Além da transmissão de conhecimentos, é função da escola fazer com que crianças e adolescentes aprendam a viver em sociedade. Para esta dimensão se realizar, é muito importante fortalecer instâncias de participação e propiciar a formação de sujeitos de direito. A ideia de “sujeito de direito” é essencial para o projeto Respeitar é Preciso! e para a Educação em Direitos Humanos: eu me enxergo enquanto sujeito de direito e também enxergo o outro como sujeito de direito. Essa compreensão se dá no campo da prática, no cotidiano escolar.

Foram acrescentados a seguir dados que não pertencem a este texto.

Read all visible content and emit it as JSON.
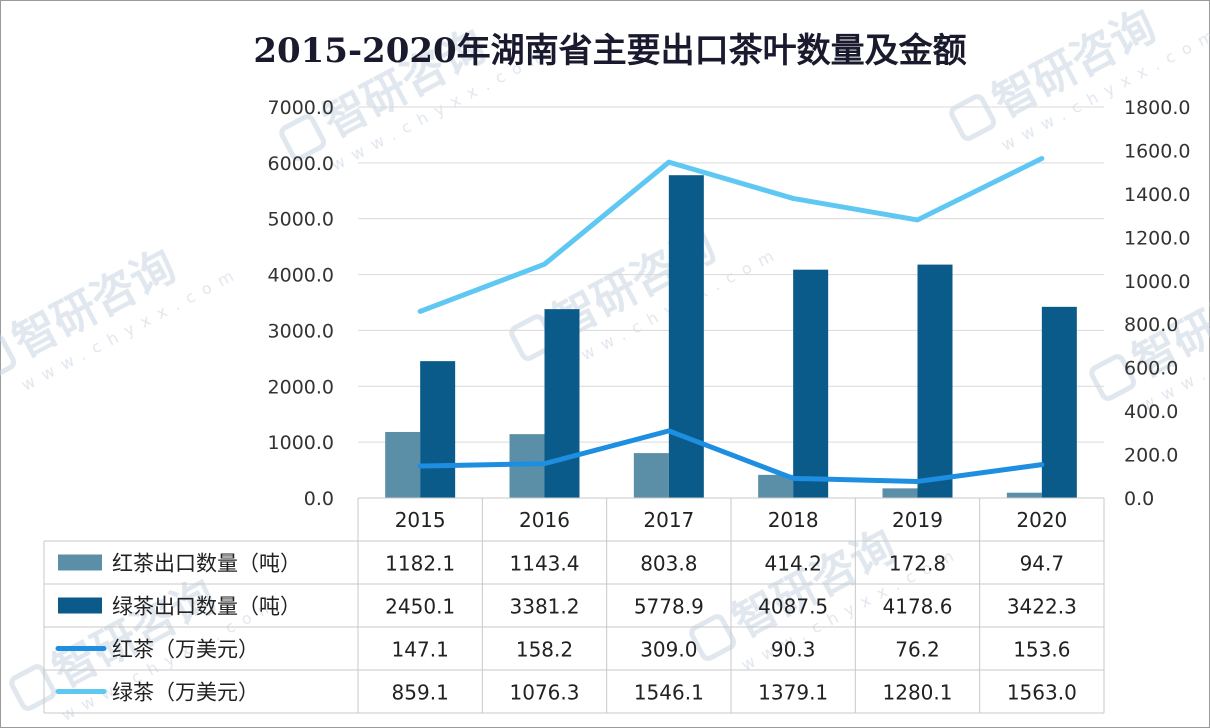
{
  "chart_data": {
    "type": "bar",
    "title": "2015-2020年湖南省主要出口茶叶数量及金额",
    "categories": [
      "2015",
      "2016",
      "2017",
      "2018",
      "2019",
      "2020"
    ],
    "y_left": {
      "ylim": [
        0,
        7000
      ],
      "ticks": [
        "0.0",
        "1000.0",
        "2000.0",
        "3000.0",
        "4000.0",
        "5000.0",
        "6000.0",
        "7000.0"
      ]
    },
    "y_right": {
      "ylim": [
        0,
        1800
      ],
      "ticks": [
        "0.0",
        "200.0",
        "400.0",
        "600.0",
        "800.0",
        "1000.0",
        "1200.0",
        "1400.0",
        "1600.0",
        "1800.0"
      ]
    },
    "grid": true,
    "legend": "data-table",
    "series": [
      {
        "name": "红茶出口数量（吨）",
        "type": "bar",
        "axis": "left",
        "color": "#5b8fa8",
        "values": [
          1182.1,
          1143.4,
          803.8,
          414.2,
          172.8,
          94.7
        ],
        "labels": [
          "1182.1",
          "1143.4",
          "803.8",
          "414.2",
          "172.8",
          "94.7"
        ]
      },
      {
        "name": "绿茶出口数量（吨）",
        "type": "bar",
        "axis": "left",
        "color": "#0a5a8a",
        "values": [
          2450.1,
          3381.2,
          5778.9,
          4087.5,
          4178.6,
          3422.3
        ],
        "labels": [
          "2450.1",
          "3381.2",
          "5778.9",
          "4087.5",
          "4178.6",
          "3422.3"
        ]
      },
      {
        "name": "红茶（万美元）",
        "type": "line",
        "axis": "right",
        "color": "#1e8fe0",
        "values": [
          147.1,
          158.2,
          309.0,
          90.3,
          76.2,
          153.6
        ],
        "labels": [
          "147.1",
          "158.2",
          "309.0",
          "90.3",
          "76.2",
          "153.6"
        ]
      },
      {
        "name": "绿茶（万美元）",
        "type": "line",
        "axis": "right",
        "color": "#5ec8f2",
        "values": [
          859.1,
          1076.3,
          1546.1,
          1379.1,
          1280.1,
          1563.0
        ],
        "labels": [
          "859.1",
          "1076.3",
          "1546.1",
          "1379.1",
          "1280.1",
          "1563.0"
        ]
      }
    ]
  },
  "watermark": {
    "text": "智研咨询",
    "url": "www.chyxx.com",
    "color": "#c8d3e0"
  }
}
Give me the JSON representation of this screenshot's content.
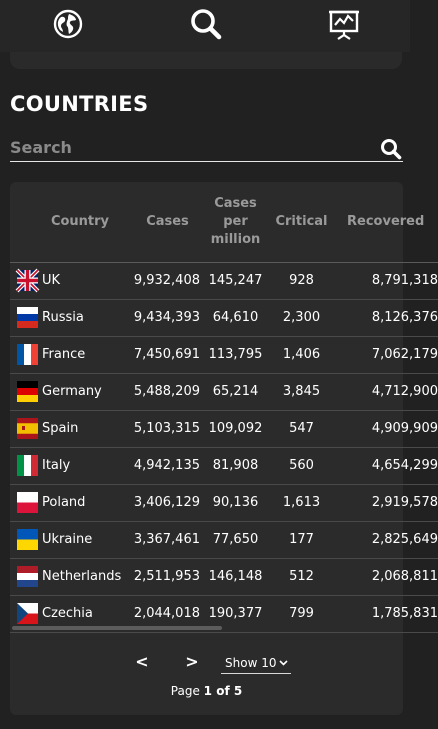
{
  "nav": {
    "items": [
      {
        "icon": "globe-icon"
      },
      {
        "icon": "search-icon"
      },
      {
        "icon": "stats-board-icon"
      }
    ]
  },
  "page": {
    "title": "COUNTRIES"
  },
  "search": {
    "placeholder": "Search",
    "value": "",
    "icon": "search-icon"
  },
  "table": {
    "headers": {
      "country": "Country",
      "cases": "Cases",
      "cases_per_million": "Cases per million",
      "critical": "Critical",
      "recovered": "Recovered"
    },
    "rows": [
      {
        "country": "UK",
        "flag": "uk",
        "cases": "9,932,408",
        "cases_per_million": "145,247",
        "critical": "928",
        "recovered": "8,791,318"
      },
      {
        "country": "Russia",
        "flag": "russia",
        "cases": "9,434,393",
        "cases_per_million": "64,610",
        "critical": "2,300",
        "recovered": "8,126,376"
      },
      {
        "country": "France",
        "flag": "france",
        "cases": "7,450,691",
        "cases_per_million": "113,795",
        "critical": "1,406",
        "recovered": "7,062,179"
      },
      {
        "country": "Germany",
        "flag": "germany",
        "cases": "5,488,209",
        "cases_per_million": "65,214",
        "critical": "3,845",
        "recovered": "4,712,900"
      },
      {
        "country": "Spain",
        "flag": "spain",
        "cases": "5,103,315",
        "cases_per_million": "109,092",
        "critical": "547",
        "recovered": "4,909,909"
      },
      {
        "country": "Italy",
        "flag": "italy",
        "cases": "4,942,135",
        "cases_per_million": "81,908",
        "critical": "560",
        "recovered": "4,654,299"
      },
      {
        "country": "Poland",
        "flag": "poland",
        "cases": "3,406,129",
        "cases_per_million": "90,136",
        "critical": "1,613",
        "recovered": "2,919,578"
      },
      {
        "country": "Ukraine",
        "flag": "ukraine",
        "cases": "3,367,461",
        "cases_per_million": "77,650",
        "critical": "177",
        "recovered": "2,825,649"
      },
      {
        "country": "Netherlands",
        "flag": "netherlands",
        "cases": "2,511,953",
        "cases_per_million": "146,148",
        "critical": "512",
        "recovered": "2,068,811"
      },
      {
        "country": "Czechia",
        "flag": "czechia",
        "cases": "2,044,018",
        "cases_per_million": "190,377",
        "critical": "799",
        "recovered": "1,785,831"
      }
    ]
  },
  "pagination": {
    "prev_label": "<",
    "next_label": ">",
    "page_size_label": "Show 10",
    "page_prefix": "Page ",
    "current_page": "1",
    "of_label": " of ",
    "total_pages": "5"
  },
  "colors": {
    "background": "#212121",
    "card": "#2b2b2b",
    "header_text": "#9a9a9a",
    "text": "#ffffff"
  }
}
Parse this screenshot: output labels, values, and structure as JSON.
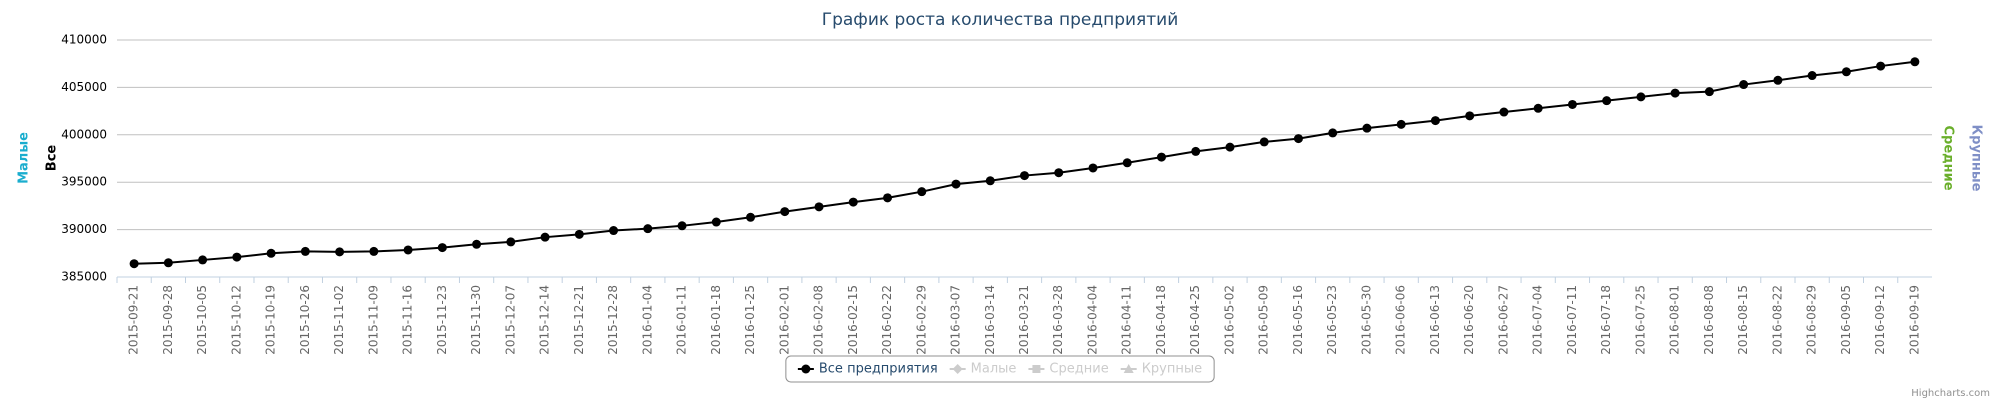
{
  "chart_data": {
    "type": "line",
    "title": "График роста количества предприятий",
    "ylabel": "Все",
    "extra_axis_titles": [
      {
        "text": "Малые",
        "color": "#1aadce",
        "side": "left"
      },
      {
        "text": "Средние",
        "color": "#6aaf2b",
        "side": "right"
      },
      {
        "text": "Крупные",
        "color": "#7f8fc6",
        "side": "right"
      }
    ],
    "categories": [
      "2015-09-21",
      "2015-09-28",
      "2015-10-05",
      "2015-10-12",
      "2015-10-19",
      "2015-10-26",
      "2015-11-02",
      "2015-11-09",
      "2015-11-16",
      "2015-11-23",
      "2015-11-30",
      "2015-12-07",
      "2015-12-14",
      "2015-12-21",
      "2015-12-28",
      "2016-01-04",
      "2016-01-11",
      "2016-01-18",
      "2016-01-25",
      "2016-02-01",
      "2016-02-08",
      "2016-02-15",
      "2016-02-22",
      "2016-02-29",
      "2016-03-07",
      "2016-03-14",
      "2016-03-21",
      "2016-03-28",
      "2016-04-04",
      "2016-04-11",
      "2016-04-18",
      "2016-04-25",
      "2016-05-02",
      "2016-05-09",
      "2016-05-16",
      "2016-05-23",
      "2016-05-30",
      "2016-06-06",
      "2016-06-13",
      "2016-06-20",
      "2016-06-27",
      "2016-07-04",
      "2016-07-11",
      "2016-07-18",
      "2016-07-25",
      "2016-08-01",
      "2016-08-08",
      "2016-08-15",
      "2016-08-22",
      "2016-08-29",
      "2016-09-05",
      "2016-09-12",
      "2016-09-19"
    ],
    "series": [
      {
        "name": "Все предприятия",
        "color": "#000000",
        "marker": "circle",
        "visible": true,
        "values": [
          386400,
          386500,
          386800,
          387100,
          387500,
          387700,
          387650,
          387700,
          387850,
          388100,
          388450,
          388700,
          389200,
          389500,
          389900,
          390100,
          390400,
          390800,
          391300,
          391900,
          392400,
          392900,
          393350,
          394000,
          394800,
          395150,
          395700,
          396000,
          396500,
          397050,
          397650,
          398250,
          398700,
          399250,
          399600,
          400200,
          400700,
          401100,
          401500,
          402000,
          402400,
          402800,
          403200,
          403600,
          404000,
          404400,
          404550,
          405300,
          405750,
          406250,
          406650,
          407250,
          407700
        ]
      },
      {
        "name": "Малые",
        "color": "#cccccc",
        "marker": "diamond",
        "visible": false
      },
      {
        "name": "Средние",
        "color": "#cccccc",
        "marker": "square",
        "visible": false
      },
      {
        "name": "Крупные",
        "color": "#cccccc",
        "marker": "triangle",
        "visible": false
      }
    ],
    "ylim": [
      385000,
      410000
    ],
    "yticks": [
      385000,
      390000,
      395000,
      400000,
      405000,
      410000
    ],
    "grid": true,
    "legend": "bottom",
    "credits": "Highcharts.com"
  }
}
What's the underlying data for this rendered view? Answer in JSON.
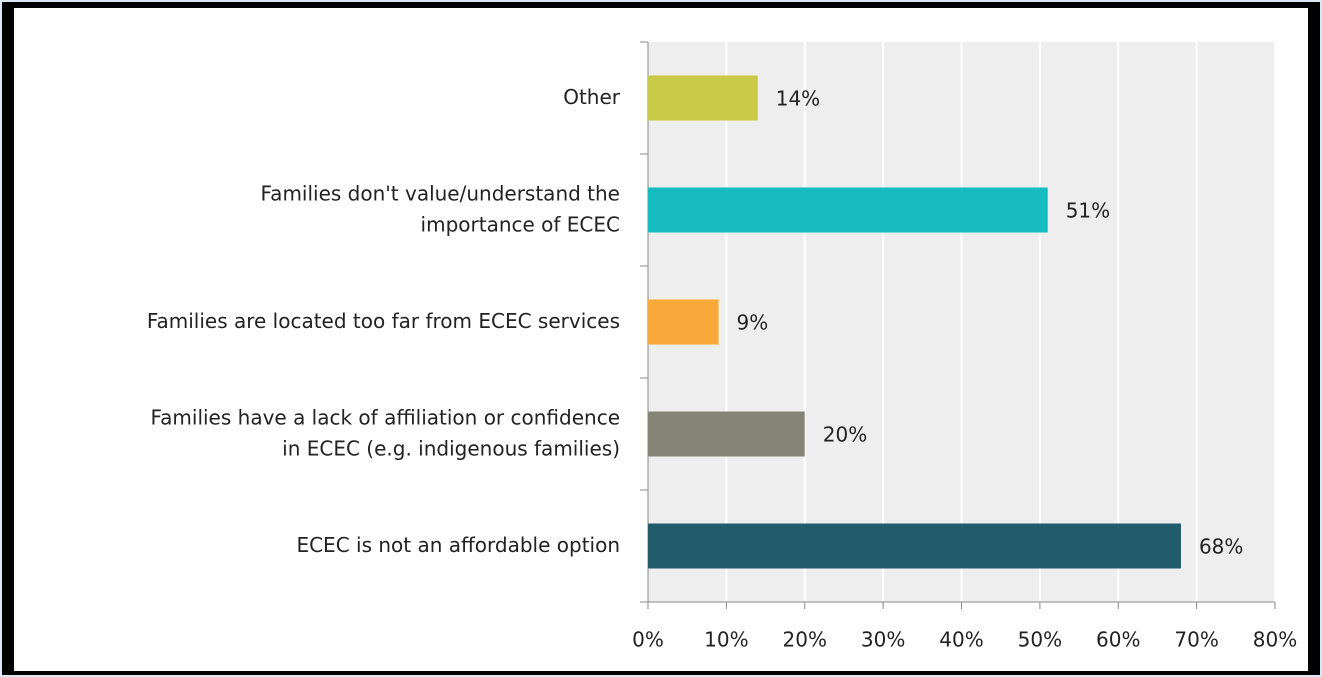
{
  "chart_data": {
    "type": "bar",
    "orientation": "horizontal",
    "categories": [
      "Other",
      "Families don't value/understand the\nimportance of ECEC",
      "Families are located too far from ECEC services",
      "Families have a lack of affiliation or confidence\nin ECEC (e.g. indigenous families)",
      "ECEC is not an affordable option"
    ],
    "values": [
      14,
      51,
      9,
      20,
      68
    ],
    "value_labels": [
      "14%",
      "51%",
      "9%",
      "20%",
      "68%"
    ],
    "colors": [
      "#c9c94a",
      "#17bcc0",
      "#f9a93a",
      "#858577",
      "#225b6a"
    ],
    "xlim": [
      0,
      80
    ],
    "xticks": [
      {
        "value": 0,
        "label": "0%"
      },
      {
        "value": 10,
        "label": "10%"
      },
      {
        "value": 20,
        "label": "20%"
      },
      {
        "value": 30,
        "label": "30%"
      },
      {
        "value": 40,
        "label": "40%"
      },
      {
        "value": 50,
        "label": "50%"
      },
      {
        "value": 60,
        "label": "60%"
      },
      {
        "value": 70,
        "label": "70%"
      },
      {
        "value": 80,
        "label": "80%"
      }
    ],
    "grid": true
  }
}
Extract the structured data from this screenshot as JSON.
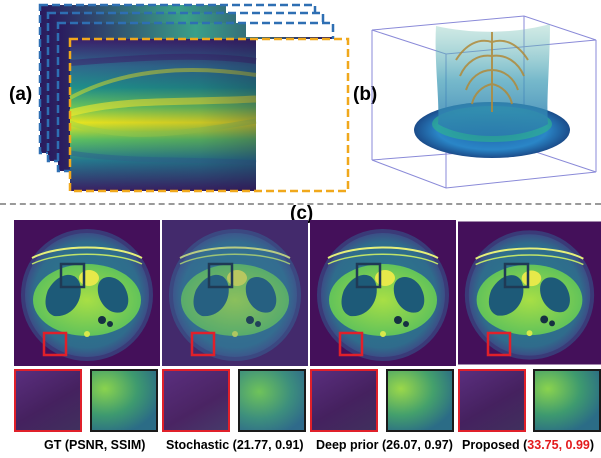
{
  "labels": {
    "a": "(a)",
    "b": "(b)",
    "c": "(c)"
  },
  "captions": {
    "gt": "GT (PSNR, SSIM)",
    "stochastic": "Stochastic (21.77, 0.91)",
    "deep_prior": "Deep prior (26.07, 0.97)",
    "proposed_prefix": "Proposed (",
    "proposed_psnr": "33.75",
    "proposed_sep": ", ",
    "proposed_ssim": "0.99",
    "proposed_suffix": ")"
  },
  "colors": {
    "highlight": "#e31a1c",
    "roi_red": "#e0202a",
    "roi_blue": "#1f3a55",
    "frame_blue": "#2e6fb3",
    "frame_orange": "#f0a81c",
    "background_purple": "#44105a"
  },
  "columns": [
    "gt",
    "stochastic",
    "deep_prior",
    "proposed"
  ]
}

Então, enquanto a Saúde cuida do indivíduo, a Educação pode ter um papel importante no convívio coletivo?

Ane Talita Rocha – É claro que, em alguns casos de sofrimento, tratamentos individuais são recomendados, mas isso não é a função da escola. A função da escola é outra. É a do aprendizado para a vida coletiva.

A escola é o lugar do coletivo em si. É ali onde a gente aprende a viver em sociedade, onde temos a possibilidade de conviver com as diferenças, encontrar pessoas diferentes de nós, com pensamentos diferentes ao nosso e da nossa família. Não é um lugar de tratamentos individuais, mas é um espaço muito importante para esses aprendizados da vida coletiva.

Assim, é na escola que podemos propiciar que alunos entendam e, principalmente, vivenciem esses aprendizados de valores como igualdade, equidade, justiça, por meio de escuta, respeito, diálogo. Não é apenas no discurso, de falar sobre não violência, mas sim no campo da prática.